Traditionally, large companies with complex products (think Microsoft and their operating system or Nasa and a space rocket) couldn’t launch their software in pieces or else the entire product wouldn’t work properly. These companies had to ship products in a predictive manner by carefully planning through all customer use cases / edge cases.
As development costs went down, smaller teams were able to ship faster and start to outpace industry incumbents with significantly smaller teams. Meanwhile, companies were spending years working and launching products only to realize that customers had already changed their minds about what they needed.
Teams began to focus on adapting to the market by shipping new releases to a product over time in smaller batches and figuring out what the market wanted before investing huge periods of time / resources into creating products that no one wanted.

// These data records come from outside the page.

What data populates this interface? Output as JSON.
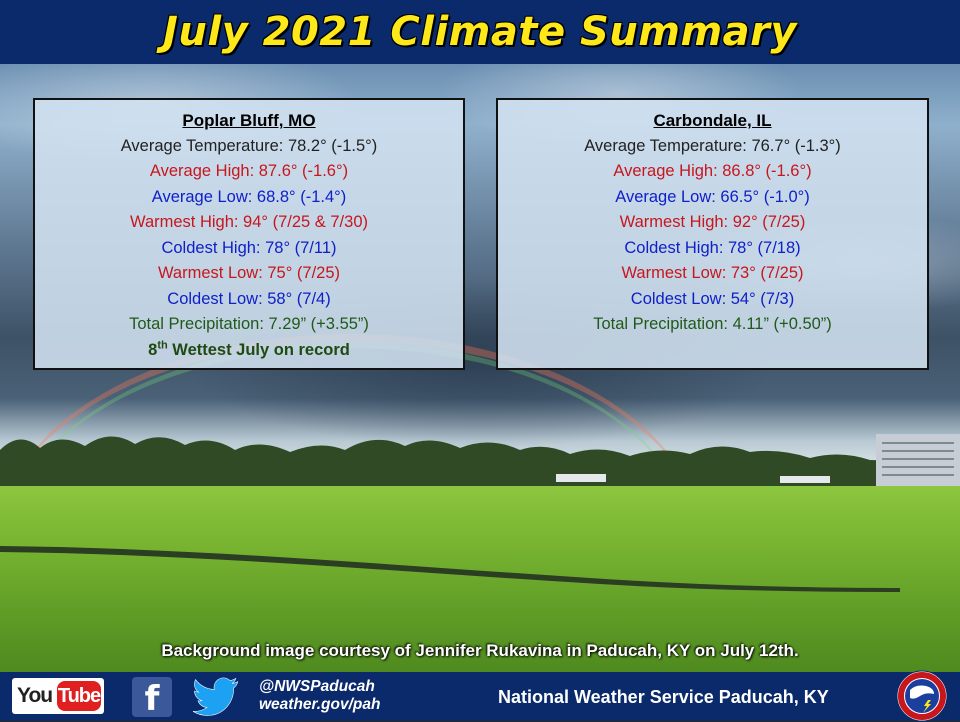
{
  "header": {
    "title": "July 2021 Climate Summary"
  },
  "stations": [
    {
      "name": "Poplar Bluff, MO",
      "avg_temp": "Average Temperature: 78.2° (-1.5°)",
      "avg_high": "Average High: 87.6° (-1.6°)",
      "avg_low": "Average Low: 68.8° (-1.4°)",
      "warmest_high": "Warmest High: 94° (7/25 & 7/30)",
      "coldest_high": "Coldest High: 78° (7/11)",
      "warmest_low": "Warmest Low: 75° (7/25)",
      "coldest_low": "Coldest Low: 58° (7/4)",
      "total_precip": "Total Precipitation: 7.29” (+3.55”)",
      "record_num": "8",
      "record_sup": "th",
      "record_text": " Wettest July on record"
    },
    {
      "name": "Carbondale, IL",
      "avg_temp": "Average Temperature: 76.7° (-1.3°)",
      "avg_high": "Average High: 86.8° (-1.6°)",
      "avg_low": "Average Low: 66.5° (-1.0°)",
      "warmest_high": "Warmest High: 92° (7/25)",
      "coldest_high": "Coldest High: 78° (7/18)",
      "warmest_low": "Warmest Low: 73° (7/25)",
      "coldest_low": "Coldest Low: 54° (7/3)",
      "total_precip": "Total Precipitation: 4.11” (+0.50”)"
    }
  ],
  "credit": "Background image courtesy of Jennifer Rukavina in Paducah, KY on July 12th.",
  "footer": {
    "youtube_you": "You",
    "youtube_tube": "Tube",
    "facebook_glyph": "f",
    "social_handle": "@NWSPaducah",
    "website": "weather.gov/pah",
    "office_name": "National Weather Service Paducah, KY"
  },
  "colors": {
    "title_bar": "#0b2a6b",
    "title_text": "#ffe81a",
    "high_red": "#c8161d",
    "low_blue": "#1020c8",
    "precip_green": "#1f5a1a"
  }
}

- Agile can quickly produce a working prototype to immediately show customers for feedback
- Customers can provide input throughout the entire development project
- Since sprints last 1-4 weeks, projects can deliver new features quickly and frequently as well as with levels of predictability
- Unlike Waterfall, which is harder to change up once specifications have been drafted, Agile allows a team to always be optimizing or re-prioritizing a product backlog
- Since the project is broken down into manageable phases, teams can spend a lot of time on development and testing which greatly reduces the chances of unnoticed bugs near release date
- If the estimates for certain features are not accurate, a team will have to add sprints or push features to later sprints which will affect the overall deadline
- A lot of responsibility falls on the scrum owner who is constantly managing the product backlog to make sure sprints are finished in time
- Larger teams may find it harder to employ the more rapid Agile methodology
Popular Agile Methodologies:
Scrum is a popular methodology used by many startups that can be broken down into 4 major components:
Sprint Planning: The product manager will generally maintain a product backlog, which is a prioritized list of items for your team to work on. Near the end of the current sprint, a PM would start working with their team to plan for the following sprint. The PM would pull out sprint candidates (items that the team should consider working on for the next sprint) from the product backlog and spend some time working with appropriate team members to cost how long each candidate might take to implement. This way, during the sprint planning meeting, the team can focus on discussing priorities of each item and how many candidates the team realistically thinks they can complete in the following sprint. Once these sprint candidates have been discussed and finalized, they are moved into the sprint backlog to be allocated to individual team members to work on.
Sprint: Each company may have varying sprint time periods although a common sprint cycle is 2 weeks (where a product release / new update gets shipped live to users at the end of the sprint cycle). In the actual sprint, team members will be assigned sprint candidates to work on and whatever doesn’t get completed in time for release will be considered “slipped” and get re-prioritized for a future sprint or perhaps de-prioritized.
Stand-up Meetings: Stand-up meetings usually happen daily (again, this varies by team) and are a way for the team to check-in with each other. The scrum owner, or the PM, will ask everyone what they did yesterday, what they are doing today, and what roadblocks there are. This lets everyone stay abreast of what’s going on with everyone’s work, hold people accountable for getting work done, and offer help to anyone who is stuck.
Retrospectives: A retrospective is generally a meeting that happens at the end of your sprint cycle where you review what happened during the latest sprint. Your team might discuss agenda items like: what went well, what didn’t go well, what could be improved, and any questions / concerns about the entire process. The PM might be the one taking lead on asking these questions, gathering feedback, and figuring out how to improve the sprint process.
Kanban is also a popular methodology used by many startups that is less stringent than Scrum and is oftentimes used by teams who want to just continuously crank out work without focusing on estimations / deadlines.
Unlike Scrum, Kanban doesn’t run off sprints so there isn’t a need to maintain a sprint backlog. Instead, there is only a product backlog where team members continuously pull tickets out of the backlog to work on.
With Kanban, there is generally a board with 3 columns, To Do, In Progress, and Done. The To Do column would be the prioritized product backlog where team members can pull items off the top of the list to work on. Upon finishing a ticket, the team member would then just pull the next ticket to work on from the top of the list. There might also be certain constraints applied by the team, such as only have a certain amount of items in each column at a given time.
Kanban allows teams to work quickly without the need of heavy process since there aren’t any meetings like sprint planning or stand-up meetings. The lack of this process also means that it’s much harder for teams running on Kanban to estimate when work might get done since your team isn’t timeboxing itself like Scrum teams do.